Leila Guerriero raconte la bataille menée par une équipe d’anthropologues argentins pour identifier les soldats morts au combat lors de la guerre des Malouines / Falklands. Des soldats qui mourraient une seconde fois. Ce que nous raconte la journaliste argentine n’est pas un épisode peu connu de l’histoire de l’Argentine, c’est un moment de l’histoire de l’humanité. Sobre, émouvant et même glaçant.
De 1976 à 1983, l’Argentine a été une dictature, dont il est à peine besoin de rappeler la violence. 4 juntes se succèdent au pouvoir, l’avant-dernière est celle dans laquelle figure le général Galtieri qui devient président de la nation argentine en 1981. La situation économique est très mauvaise et la situation sociale et politique, très tendue. Dans ce qui semble être une tentative de détourner l’attention de la population, le général Galtieri engage son pays dans une guerre avec l’Angleterre. Le 2 avril 1982, il donne l’ordre à l’armée de son pays d’envahir les îles Malouines (Falklands, pour les Anglais). Objectif : reprendre aux Anglais des îles que les Argentins leur réclament depuis longtemps. C’est un échec dramatique. Comme l’écrit Leila Guerriero dans la passionnante postface qui clôt le livre, ce fut une « guerre embarrassante : une décision de la dictature qui s’est terminée sur une défaite et a donné lieu à la transition démocratique à partir de 1983 ». Mais aussi des morts. 2 mois et demi de conflit à peine et 649 morts du côté argentin et 255 du côté anglais. La guerre des Malouines était terminée…

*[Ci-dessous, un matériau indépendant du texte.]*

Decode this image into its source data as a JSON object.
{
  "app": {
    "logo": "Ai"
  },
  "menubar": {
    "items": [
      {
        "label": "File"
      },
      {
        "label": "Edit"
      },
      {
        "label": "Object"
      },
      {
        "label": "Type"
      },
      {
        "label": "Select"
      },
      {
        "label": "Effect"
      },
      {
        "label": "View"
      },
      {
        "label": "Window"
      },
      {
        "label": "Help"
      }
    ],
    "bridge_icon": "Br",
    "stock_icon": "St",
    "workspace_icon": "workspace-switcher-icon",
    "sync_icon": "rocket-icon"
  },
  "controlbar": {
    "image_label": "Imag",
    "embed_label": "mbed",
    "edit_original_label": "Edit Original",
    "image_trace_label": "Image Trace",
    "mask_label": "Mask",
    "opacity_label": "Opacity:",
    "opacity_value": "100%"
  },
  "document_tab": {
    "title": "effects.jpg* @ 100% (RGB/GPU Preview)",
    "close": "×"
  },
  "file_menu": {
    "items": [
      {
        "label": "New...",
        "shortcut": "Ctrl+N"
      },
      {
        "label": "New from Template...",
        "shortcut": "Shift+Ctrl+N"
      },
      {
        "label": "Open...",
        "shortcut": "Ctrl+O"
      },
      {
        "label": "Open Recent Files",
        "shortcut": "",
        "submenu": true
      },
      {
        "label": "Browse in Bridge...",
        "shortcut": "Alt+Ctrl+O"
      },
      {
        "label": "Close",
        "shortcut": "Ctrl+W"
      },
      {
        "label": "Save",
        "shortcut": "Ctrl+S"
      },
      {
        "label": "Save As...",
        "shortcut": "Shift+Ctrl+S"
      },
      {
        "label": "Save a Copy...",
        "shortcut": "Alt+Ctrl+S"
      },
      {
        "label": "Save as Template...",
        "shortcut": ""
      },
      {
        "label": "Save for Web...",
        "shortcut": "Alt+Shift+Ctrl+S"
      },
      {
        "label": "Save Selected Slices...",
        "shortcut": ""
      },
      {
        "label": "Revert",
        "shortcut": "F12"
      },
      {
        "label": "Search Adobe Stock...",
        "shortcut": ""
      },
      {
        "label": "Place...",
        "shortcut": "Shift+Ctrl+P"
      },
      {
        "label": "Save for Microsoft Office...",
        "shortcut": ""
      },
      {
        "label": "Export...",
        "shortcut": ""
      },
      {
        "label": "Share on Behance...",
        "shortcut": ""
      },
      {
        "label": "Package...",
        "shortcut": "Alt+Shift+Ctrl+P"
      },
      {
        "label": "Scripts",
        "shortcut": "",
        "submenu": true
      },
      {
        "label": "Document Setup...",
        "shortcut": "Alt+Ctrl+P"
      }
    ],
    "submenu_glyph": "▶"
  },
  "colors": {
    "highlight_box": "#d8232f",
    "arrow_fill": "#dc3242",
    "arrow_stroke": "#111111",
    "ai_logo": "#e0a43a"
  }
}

L’autre guerre, dont parle Leila Guerriero dans son essai, est celle qui concerne l’identification des restes des soldats argentins morts au combat. Tombés en territoire ennemi, les soldats n’avaient pas été rapatriés en Argentine. Ils n’avaient même pas été identifiés. Ils avaient été enterrés – grâce à un officier anglais qui s’est chargé de la tâche – dans un cimetière qui se trouve sur les îles, dans des tombes sont anonymes qui portent l’inscription : « Soldat argentin de Dieu seul connu ». Un travail sérieusement fait, mais avec les moyens d’une époque et, en plus, des moyens limités. Et tout en est resté là jusqu’en 2013, 30 ans plus tard, en 2013, quand une équipe d’anthropologues argentins – l’Équipe argentine d’anthropologie médico-légale – s’est trouvée chargée d’identifier les corps (ou les os qui en restaient). Cette équipe avait une vraie expertise acquise dans la recherche et l’identification des disparus de la dictature, comme le raconte Leila Guerriero dans un article antérieur, fascinant, et qui est reproduit après L’autre guerre. C’est cette expertise que l’équipe argentine d’anthropologie médico-légale a mis au service de l’identification des soldats morts aux Malouines. Ses membres ont commencé le travail d’identification, parcourant le pays pour comparer l’ADN trouvé dans les os des soldats morts et l’ADN de membres de leurs familles. C’est ce travail d’enquête, cette quête vraiment, que Leila Guerriero raconte dans L’autre Guerre.
Le plus surprenant ici est la difficulté de la tâche. Pas tellement parce qu’il fallait trouver des moyens pour retrouver les familles. Surtout parce que, souvent, ces familles s’opposaient à l’identification ! Une identification qui était vue comme un prélude à un rapatriement des corps sur le continent argentin et donc un abandon définitif des Malouines. Il fallait à tout prix permettre de garder une présence argentine sur cet archipel, fût-elle sous la forme d’un cimetière. Les familles des soldats morts continuaient en quelque sorte la guerre que leurs parents avaient commencée à leur manière. Leila Guerriero raconte cette double bataille contre l’oubli, d’un côté, et contre les Anglais, de l’autre. On voit des familles raconter comment elles n’ont jamais vraiment été informées de la mort de leur parent. On les voit changer d’avis… ou pas. C’est fort, d’autant plus que le style est très sobre, presque sec, aride – Leila Guerriero est journaliste et L’autre guerre est la version longue d’un article paru dans le journal espagnol El Païs. Il n’y aucun pathos, mais le tout reste quand même extrêmement émouvant.